Prices from 48 species were used to determine if mislabelling and mercury concentrations varied by price range. Prices used correspond to wholesale prices (Peruvian Nuevos Soles [PEN], PEN/kg) in the wholesale fish market Villa Maria del Triunfo, in Lima58,59 (Supplementary Table S5). Since the price lists were limited, we extended the prices to species commercialized under the same common name. For example, only the price for Whiptail Stingray (Dasyatis brevis) was listed so we assigned the same price for the Chilean Eagle Ray (Myliobatis chilensis), since they are commonly commercialized simply as Ray (“Raya”). Based on price, the samples were grouped into four categories: (1) Below the 25th percentile (1–4.3 PEN); (2) Interquartile (4.6–12.3 PEN); (3) Above the 75th percentile (13.6–42.5 PEN); and (4) No price available.
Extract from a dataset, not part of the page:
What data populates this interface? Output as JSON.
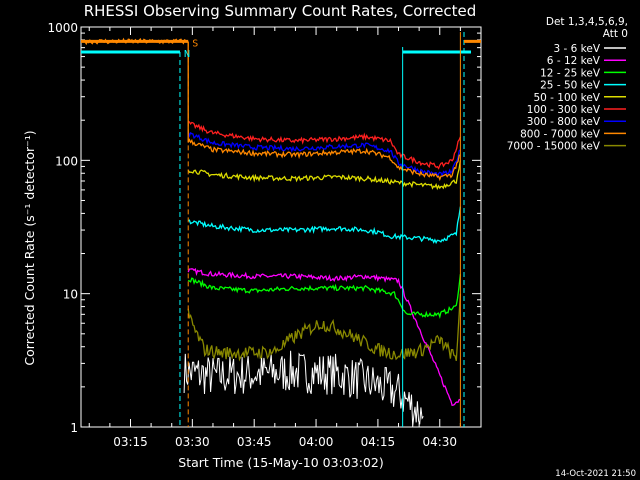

Comparisons with the two initiatives

To determine the efficacy of current campaigns for consuming sustainable seafood we compared the data from the samples collected (only those identified to species or genus) to the recommendations of the seafood guides bóVEDA and SDM. BóVEDA is a mobile phone application launched in 2014 that provides information about marine species including minimum landing size, seasonal harvest restrictions, and a list of ‘responsible restaurants’9. The bóVEDA app has a section called Do not enter into temptation that includes six species to avoid due to several factors (e.g., overfishing). The six species are Yellowfin Tuna, Corvina Drum, Striped Marlin, Peruvian Hake, Swordfish, and Hammerhead Shark (scientific names are not included in this section). BóVEDA does not include a best choice list; however, there is a section called Size does matter which includes a list of 15 invertebrates and 38 fish and the minimum size at which they should be consumed. We removed three species of fish from this section that were also included the ‘Do not enter into temptation’ list and considered these 35 species as ‘best choice’ from bóVEDA. SDM is a consumer seafood guide released in 2013 that gives minimum size limits for some of the most popular fish species and information about the best sustainable choices8. The SDM guide included 29 species of fish, divided into three categories: ‘best choice’ (15 species), ‘consume with caution’ (10 species), and ‘avoid’ (7 species) (Supplementary Table S6). We then merged the two lists for a final “best choice” list to use in our analyses. First, we removed five species from the bóVEDA best choice list because they were considered “avoid” or “consume with caution” in the SDM guide. We also added three species to this list because the Catalog12 lists them as having the same common names as the ones used in the seafood guides. Of the final list of 36 species, 12 were included in both lists, 18 were only listed in bóVEDA, three were only listed in SDM, and three are the extra ones we added due to the sharing of common names.

Statistical methods

All mercury data were Log10 transformed before conducting t-tests (assuming unequal variances) and ANOVAs to meet test assumptions. Frequency data was analysed using Fisher’s exact tests and chi-square tests. All means are reported as untransformed ± (SE) standard error. Tests were conducted in Minitab 18 Software.